Assisted Living Facility—Traumatic Brain Injury—Applicant, 64 years old, sustained work-related traumatic brain and spinal cord injuries on 9/12/2018, and lived on-and-off in assisted/transitional living facilities due to his impairments, which included spasticity, muscle spasms, chronic pain syndrome, and psychological factors. Applicant required a wheelchair for ambulation. In a 6/20/2022 discharge summary from a transitional living center, applicant reported continued weakness in the left lower extremity and feeling as though the leg would not support his weight with standing. Applicant was, at his own expense, living in a hotel with nursing assistance and paying out of pocket for medication. He was subsequently re-admitted to transitional living secondary to an unsafe living situation. On 9/26/2022, applicant’s treating physician requested authorization for continued assisted living for a period of three months due to applicant’s cognitive and physical deficits. UR denied the request. The IMR reviewer overturned... [LexisNexis Commentary: This IMR decision is well-reasoned and concisely explains why applicant needed assisted living at the time of the request. Note, under the rationale in Patterson v. The Oaks Farm (2014) 79 Cal. Comp.

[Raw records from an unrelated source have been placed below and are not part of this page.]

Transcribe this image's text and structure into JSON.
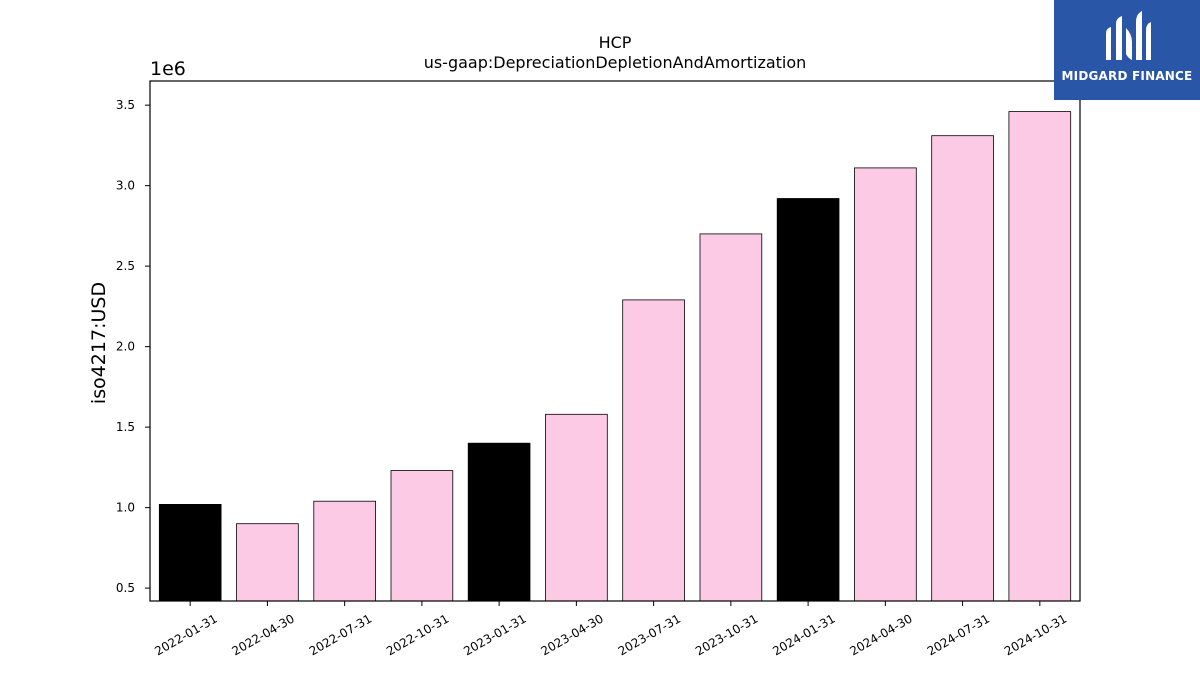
{
  "chart_data": {
    "type": "bar",
    "title": "HCP",
    "subtitle": "us-gaap:DepreciationDepletionAndAmortization",
    "ylabel": "iso4217:USD",
    "xlabel": "",
    "scale_label": "1e6",
    "ylim": [
      0.42,
      3.65
    ],
    "yticks": [
      0.5,
      1.0,
      1.5,
      2.0,
      2.5,
      3.0,
      3.5
    ],
    "ytick_labels": [
      "0.5",
      "1.0",
      "1.5",
      "2.0",
      "2.5",
      "3.0",
      "3.5"
    ],
    "grid": false,
    "categories": [
      "2022-01-31",
      "2022-04-30",
      "2022-07-31",
      "2022-10-31",
      "2023-01-31",
      "2023-04-30",
      "2023-07-31",
      "2023-10-31",
      "2024-01-31",
      "2024-04-30",
      "2024-07-31",
      "2024-10-31"
    ],
    "values": [
      1.02,
      0.9,
      1.04,
      1.23,
      1.4,
      1.58,
      2.29,
      2.7,
      2.92,
      3.11,
      3.31,
      3.46
    ],
    "bar_colors": [
      "#000000",
      "#fccae4",
      "#fccae4",
      "#fccae4",
      "#000000",
      "#fccae4",
      "#fccae4",
      "#fccae4",
      "#000000",
      "#fccae4",
      "#fccae4",
      "#fccae4"
    ]
  },
  "logo": {
    "text": "MIDGARD FINANCE",
    "background": "#2a56a8"
  }
}
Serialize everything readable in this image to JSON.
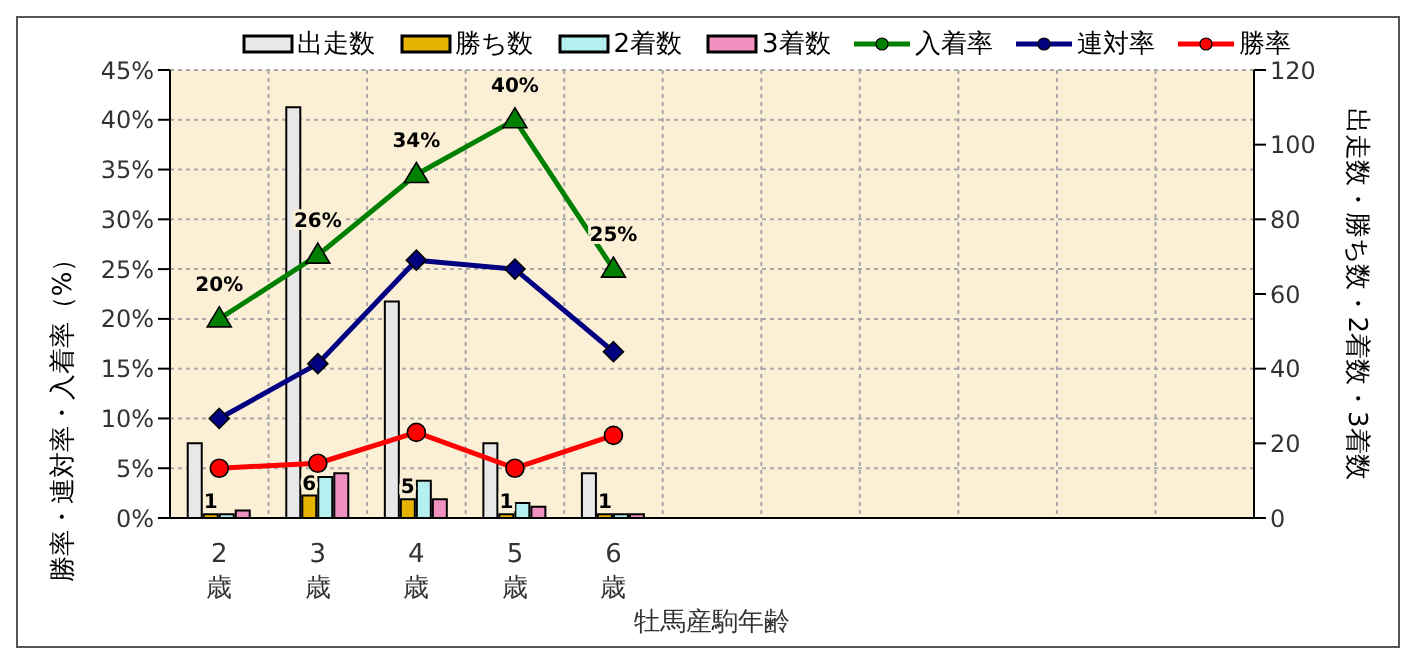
{
  "chart_data": {
    "type": "bar",
    "xlabel": "牡馬産駒年齢",
    "ylabel": "勝率・連対率・入着率（%）",
    "y2label": "出走数・勝ち数・2着数・3着数",
    "categories": [
      "2歳",
      "3歳",
      "4歳",
      "5歳",
      "6歳",
      null,
      null,
      null,
      null,
      null,
      null
    ],
    "series": [
      {
        "name": "出走数",
        "axis": "y2",
        "color": "#e8e8e8",
        "values": [
          20,
          110,
          58,
          20,
          12,
          null,
          null,
          null,
          null,
          null,
          null
        ]
      },
      {
        "name": "勝ち数",
        "axis": "y2",
        "color": "#e6b400",
        "values": [
          1,
          6,
          5,
          1,
          1,
          null,
          null,
          null,
          null,
          null,
          null
        ],
        "value_labels": [
          "1",
          "6",
          "5",
          "1",
          "1",
          null,
          null,
          null,
          null,
          null,
          null
        ]
      },
      {
        "name": "2着数",
        "axis": "y2",
        "color": "#b4f0f0",
        "values": [
          1,
          11,
          10,
          4,
          1,
          null,
          null,
          null,
          null,
          null,
          null
        ]
      },
      {
        "name": "3着数",
        "axis": "y2",
        "color": "#f090c0",
        "values": [
          2,
          12,
          5,
          3,
          1,
          null,
          null,
          null,
          null,
          null,
          null
        ]
      },
      {
        "name": "入着率",
        "type": "line",
        "marker": "triangle",
        "color": "#008000",
        "values": [
          20,
          26.4,
          34.5,
          40,
          25,
          null,
          null,
          null,
          null,
          null,
          null
        ],
        "value_labels": [
          "20%",
          "26%",
          "34%",
          "40%",
          "25%",
          null,
          null,
          null,
          null,
          null,
          null
        ]
      },
      {
        "name": "連対率",
        "type": "line",
        "marker": "diamond",
        "color": "#000080",
        "values": [
          10,
          15.5,
          25.9,
          25,
          16.7,
          null,
          null,
          null,
          null,
          null,
          null
        ]
      },
      {
        "name": "勝率",
        "type": "line",
        "marker": "circle",
        "color": "#ff0000",
        "values": [
          5,
          5.5,
          8.6,
          5,
          8.3,
          null,
          null,
          null,
          null,
          null,
          null
        ]
      }
    ],
    "ylim": [
      0,
      45
    ],
    "yticks": [
      {
        "value": 0,
        "label": "0%"
      },
      {
        "value": 5,
        "label": "5%"
      },
      {
        "value": 10,
        "label": "10%"
      },
      {
        "value": 15,
        "label": "15%"
      },
      {
        "value": 20,
        "label": "20%"
      },
      {
        "value": 25,
        "label": "25%"
      },
      {
        "value": 30,
        "label": "30%"
      },
      {
        "value": 35,
        "label": "35%"
      },
      {
        "value": 40,
        "label": "40%"
      },
      {
        "value": 45,
        "label": "45%"
      }
    ],
    "y2lim": [
      0,
      120
    ],
    "y2ticks": [
      0,
      20,
      40,
      60,
      80,
      100,
      120
    ],
    "grid": true,
    "legend": "top"
  }
}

Cases 910 (Appeals Board significant panel decision), it would be unnecessary for the assisted living facility to submit a second RFA to continue such care absent a change in applicant’s circumstances, which defendant would have the burden of proving.]

CM22-0140346,  Lexis

Post-Operative Temporary Housing—Homelessness—Applicant, 72 years old, sustained an industrial injury on 5/24/2019 and was scheduled to undergo right shoulder surgery. The surgery was initially delayed for a number of reasons, including the fact that applicant was homeless and there was difficulty securing him post-operative temporary housing. Apparently, the provider received verbal authorization for temporary housing, but needed to determine a surgical date to obtain formal authorization from defendant. Applicant was eventually approved to undergo right shoulder arthroscopy, and his treating physician submitted an RFA dated 10/14/2022 for eight weeks of post-operative temporary housing. UR non-certified the request. The IMR reviewer noted that neither the MTUS guidelines nor the... [LexisNexis Commentary: This IMR decision addresses an issue that does not frequently arise—whether to provide temporary housing to a homeless applicant post-operatively. Neither the MTUS guidelines nor ODG address the issue, so the IMR reviewer relied on a peer-reviewed study consistent with the medical evidence search sequence under 8 Cal. Code Reg. § 9792.21.1(a)(2)(C), to find that temporary housing was medically necessary to facilitate applicant’s successful recuperation from shoulder surgery. This approach may also be beneficial to defendants who wish to avoid failed surgeries that may be compensable without apportionment per Hikida v. W.C.A.B. (2017) 12 Cal. App. 5th 1249, 219 Cal. Rptr. 3d 654, 82 Cal. Comp. Cases 679.]